New data has revealed that thousands of places on Indian MBA programs remain unfilled - heaping pressure on the country's flagging business school industry.

New data has laid bare the damage done to India’s flagging business education industry. A huge amount of MBA “seats” are expected to go vacant this year, as business schools struggle to attract candidates for their MBA programs.

In Ahmedabad, home to 115 MBA colleges, the first mock round of MBA and Master of Computer Applications (MCA) courses has revealed that as many as 18,000 places may go unfilled.

The Admission Committee for Professional Courses said that of 23,473 seats, only 9,379 registrations had been filed. After the mock round of admissions, a total of 18,053 seats remained vacant. There are 23,473 combined MBA and MCA seats in the wider Gujarat state.

Indian students have begun shunning MBA degrees in the country.
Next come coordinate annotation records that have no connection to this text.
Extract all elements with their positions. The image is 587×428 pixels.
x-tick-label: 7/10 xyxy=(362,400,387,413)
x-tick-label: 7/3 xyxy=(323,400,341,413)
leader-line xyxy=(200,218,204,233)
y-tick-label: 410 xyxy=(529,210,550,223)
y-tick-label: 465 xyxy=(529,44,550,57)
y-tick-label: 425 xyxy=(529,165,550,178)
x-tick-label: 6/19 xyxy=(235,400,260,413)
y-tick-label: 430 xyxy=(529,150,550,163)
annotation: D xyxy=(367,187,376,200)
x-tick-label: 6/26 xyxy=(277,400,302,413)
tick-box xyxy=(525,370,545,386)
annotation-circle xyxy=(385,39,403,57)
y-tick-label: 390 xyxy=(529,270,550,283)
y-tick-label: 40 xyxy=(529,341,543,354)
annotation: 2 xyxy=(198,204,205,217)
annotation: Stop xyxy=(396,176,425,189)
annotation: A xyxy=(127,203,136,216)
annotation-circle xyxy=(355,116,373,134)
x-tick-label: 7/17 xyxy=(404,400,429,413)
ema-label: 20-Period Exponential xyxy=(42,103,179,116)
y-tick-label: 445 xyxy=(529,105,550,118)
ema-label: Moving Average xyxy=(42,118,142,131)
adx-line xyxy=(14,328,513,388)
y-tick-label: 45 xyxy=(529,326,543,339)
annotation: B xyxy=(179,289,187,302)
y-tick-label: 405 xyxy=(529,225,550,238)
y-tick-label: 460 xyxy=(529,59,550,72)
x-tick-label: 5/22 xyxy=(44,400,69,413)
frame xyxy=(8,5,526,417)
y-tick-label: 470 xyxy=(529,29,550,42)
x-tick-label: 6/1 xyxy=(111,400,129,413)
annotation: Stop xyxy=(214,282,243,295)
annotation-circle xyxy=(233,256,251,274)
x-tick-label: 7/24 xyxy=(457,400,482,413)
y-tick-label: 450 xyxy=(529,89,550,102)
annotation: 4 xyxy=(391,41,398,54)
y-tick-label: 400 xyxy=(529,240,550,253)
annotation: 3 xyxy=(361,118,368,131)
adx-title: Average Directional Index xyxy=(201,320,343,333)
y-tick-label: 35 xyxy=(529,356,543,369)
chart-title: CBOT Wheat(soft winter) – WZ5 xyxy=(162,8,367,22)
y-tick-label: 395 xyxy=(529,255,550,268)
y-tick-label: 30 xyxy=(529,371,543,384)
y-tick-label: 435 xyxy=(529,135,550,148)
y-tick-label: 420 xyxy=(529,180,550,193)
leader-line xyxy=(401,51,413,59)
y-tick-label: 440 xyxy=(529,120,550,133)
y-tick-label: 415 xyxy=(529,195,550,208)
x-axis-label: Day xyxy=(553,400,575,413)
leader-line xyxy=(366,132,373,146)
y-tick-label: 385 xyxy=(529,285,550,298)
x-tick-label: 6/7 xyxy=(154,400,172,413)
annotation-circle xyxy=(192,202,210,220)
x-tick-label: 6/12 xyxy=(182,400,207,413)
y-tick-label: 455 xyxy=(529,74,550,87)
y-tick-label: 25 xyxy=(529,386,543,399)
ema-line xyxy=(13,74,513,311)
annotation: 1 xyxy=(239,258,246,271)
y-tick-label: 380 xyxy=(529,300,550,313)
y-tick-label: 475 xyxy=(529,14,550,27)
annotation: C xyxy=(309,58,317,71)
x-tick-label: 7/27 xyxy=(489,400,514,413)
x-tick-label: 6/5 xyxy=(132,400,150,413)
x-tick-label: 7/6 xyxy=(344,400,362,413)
The economic slowdown has contributed to a lack of MBA jobs. Employment rates for those on two-year MBA programs, across many of India’s thousands of non-elite schools, dropped to 18% this year, according to the Associated Chambers of Commerce and Industry.

Schools have been struggling to find talent. This has forced hundreds of Indian business schools to shut down.

The number of new management, engineering and technology institutes opened in India fell to around 600 in 2013, compared with 900 between 2012 and 2013, according to the All India Council for Technical Education (AICTE). Less than 500 had applied to open by May this year.

After the first mock round in Ahmedabad earlier this year, there were 7,602 MBA places unfilled. There were only 27 MBA colleges which reached 100% capacity at that time, while five registered no students in their mock rounds.

Figures are worse still for the Post Graduate Engineering Common Entrance Test, a separate, common entry route for MBA programs in India.

About 10,100 MBA candidates applied for the PGCET in Karnataka this year. Yet the total number of MBA places available as of July was 20,690, according to the statutory body which administers the PGCET.

M. Prakash, secretary of the Karnataka Private Post-Graduate Colleges’ Association, told The Hindu: “Students now prefer to work immediately after graduation as there are jobs available. They want to pursue [an] MBA only after obtaining work experience for two or three years.”

Many Indian business schools, however, will be feeling the heat.